Marta: Algo elemental que quita la cárcel y que fui recuperando de a poco es la sensualidad. Adentro se me anestesió todo. Extrañaba los perfumes a lo loca, moría por uno.
Omar: Sí, por lo que cuenta mi esposa, que sigue adentro, se extraña mucho poder usar ropa de colores. Parece que las compañeras del penal y de celda se motivan entre ellas para arreglarse y ponerse lindas.
Hay dos tipos de visitas íntimas. Una es la que se conoce como el embrollo: los presos arman una carpa individual con frazadas en el patio del penal para tener sexo con su mujer, espiados por los guardias en los muros. La otra es la íntima legal, para la que hay que elevar un pedido y esperar la respuesta. En el caso de que los dos estén presos, en la íntima legal la visita siempre es la mujer. Es raro tener que pedirle permiso a gente que no conozco para coger tranquilo. Además, con la autorización, me llega un día y la hora, dice Omar.
Martha: Yo, a pesar de estar casada con Cecilia por la Iglesia Cristiana, no la puedo tocar porque, para la gente del Moyano, que tengamos sexo es algo morboso. Si la abrazo más de lo que consideran debido, me miran mal, pero si me cojo a un celador, nadie dice nada.
Omar: Además, cuando uno de los dos está adentro, como ahora es el caso de mi mujer, los celos enloquecen. Por eso, algo muy valorado entre las parejas es que el que está afuera aguante, aunque sea hasta que el otro salga.
Martha: Eso es cierto. Aunque nosotras no sabemos cuándo va a salir Cecilia. Cuando yo salí, una de las primeras cosas que disfruté fue no tener que levantarme a las ocho de la mañana para el recuento, ni escuchar cómo cierran la puerta del pabellón a las ocho de la noche, y poder andar todo el día vestida con lo que quiero.
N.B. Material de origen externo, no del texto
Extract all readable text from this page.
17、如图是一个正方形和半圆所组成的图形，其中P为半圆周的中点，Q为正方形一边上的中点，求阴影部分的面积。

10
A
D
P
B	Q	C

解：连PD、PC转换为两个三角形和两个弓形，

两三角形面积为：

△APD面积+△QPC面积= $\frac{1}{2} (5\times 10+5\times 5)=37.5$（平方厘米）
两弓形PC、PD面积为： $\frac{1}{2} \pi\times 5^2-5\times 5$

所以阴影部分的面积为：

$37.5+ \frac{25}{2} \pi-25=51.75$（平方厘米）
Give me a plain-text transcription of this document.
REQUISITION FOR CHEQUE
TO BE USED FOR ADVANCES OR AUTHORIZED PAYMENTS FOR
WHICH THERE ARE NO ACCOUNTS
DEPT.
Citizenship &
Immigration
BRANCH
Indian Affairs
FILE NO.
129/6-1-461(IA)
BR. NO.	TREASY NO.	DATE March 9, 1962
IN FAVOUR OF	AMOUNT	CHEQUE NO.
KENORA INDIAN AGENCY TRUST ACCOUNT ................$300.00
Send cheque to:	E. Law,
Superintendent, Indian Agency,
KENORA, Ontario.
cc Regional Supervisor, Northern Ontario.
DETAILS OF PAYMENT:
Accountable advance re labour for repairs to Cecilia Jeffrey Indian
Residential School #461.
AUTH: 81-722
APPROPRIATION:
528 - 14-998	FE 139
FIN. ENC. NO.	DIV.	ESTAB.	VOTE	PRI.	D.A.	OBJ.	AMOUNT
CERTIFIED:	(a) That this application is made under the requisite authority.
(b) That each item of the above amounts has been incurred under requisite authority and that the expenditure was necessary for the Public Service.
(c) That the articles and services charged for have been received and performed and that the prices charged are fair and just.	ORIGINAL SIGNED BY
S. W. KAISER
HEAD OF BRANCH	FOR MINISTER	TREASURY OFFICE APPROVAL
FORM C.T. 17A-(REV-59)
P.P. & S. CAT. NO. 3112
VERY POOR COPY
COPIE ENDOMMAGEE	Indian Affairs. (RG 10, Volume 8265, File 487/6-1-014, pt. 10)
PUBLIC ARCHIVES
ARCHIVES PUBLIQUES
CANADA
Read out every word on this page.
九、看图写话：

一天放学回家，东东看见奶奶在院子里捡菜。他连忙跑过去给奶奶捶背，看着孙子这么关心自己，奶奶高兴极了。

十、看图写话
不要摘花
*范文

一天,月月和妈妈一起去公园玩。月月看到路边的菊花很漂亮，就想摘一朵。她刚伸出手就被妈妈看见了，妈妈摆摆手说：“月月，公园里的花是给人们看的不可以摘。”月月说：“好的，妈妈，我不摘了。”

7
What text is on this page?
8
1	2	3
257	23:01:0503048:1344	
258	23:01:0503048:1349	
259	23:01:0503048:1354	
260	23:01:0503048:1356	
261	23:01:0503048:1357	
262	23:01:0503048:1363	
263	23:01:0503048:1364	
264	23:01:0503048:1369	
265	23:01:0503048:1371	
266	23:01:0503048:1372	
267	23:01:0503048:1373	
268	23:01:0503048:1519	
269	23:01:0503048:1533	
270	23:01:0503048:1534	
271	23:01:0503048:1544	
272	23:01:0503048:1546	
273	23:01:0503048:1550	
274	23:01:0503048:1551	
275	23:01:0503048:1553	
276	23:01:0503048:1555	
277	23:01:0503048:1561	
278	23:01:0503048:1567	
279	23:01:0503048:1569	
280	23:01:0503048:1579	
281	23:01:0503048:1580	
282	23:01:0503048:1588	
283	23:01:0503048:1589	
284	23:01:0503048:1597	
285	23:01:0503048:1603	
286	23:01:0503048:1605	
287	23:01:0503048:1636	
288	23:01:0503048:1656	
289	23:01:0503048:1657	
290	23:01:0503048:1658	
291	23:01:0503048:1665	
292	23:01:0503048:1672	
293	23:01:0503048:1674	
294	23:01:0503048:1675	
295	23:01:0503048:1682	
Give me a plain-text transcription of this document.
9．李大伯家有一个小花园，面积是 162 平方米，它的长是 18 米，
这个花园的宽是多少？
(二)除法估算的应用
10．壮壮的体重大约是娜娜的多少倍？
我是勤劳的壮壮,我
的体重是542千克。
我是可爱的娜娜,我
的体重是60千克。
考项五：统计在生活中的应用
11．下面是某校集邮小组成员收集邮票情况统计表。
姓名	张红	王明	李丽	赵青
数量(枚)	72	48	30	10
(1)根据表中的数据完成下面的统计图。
Cuando mi viejo estaba enfermo y ya se sabía que iba a morir, pedí la salida transitoria con un mes de anticipación. Cuando el trámite terminó, papá ya estaba muerto.
Omar: Sí, salir es un quilombo de trámites. Y te cuento una peor: estando afuera hay veces que me quiero encerrar. Las aglomeraciones de gente me dan pánico y me encierro en casa. Con los días me vuelvo a conectar con el exterior, pero desde el teléfono y muy lentamente.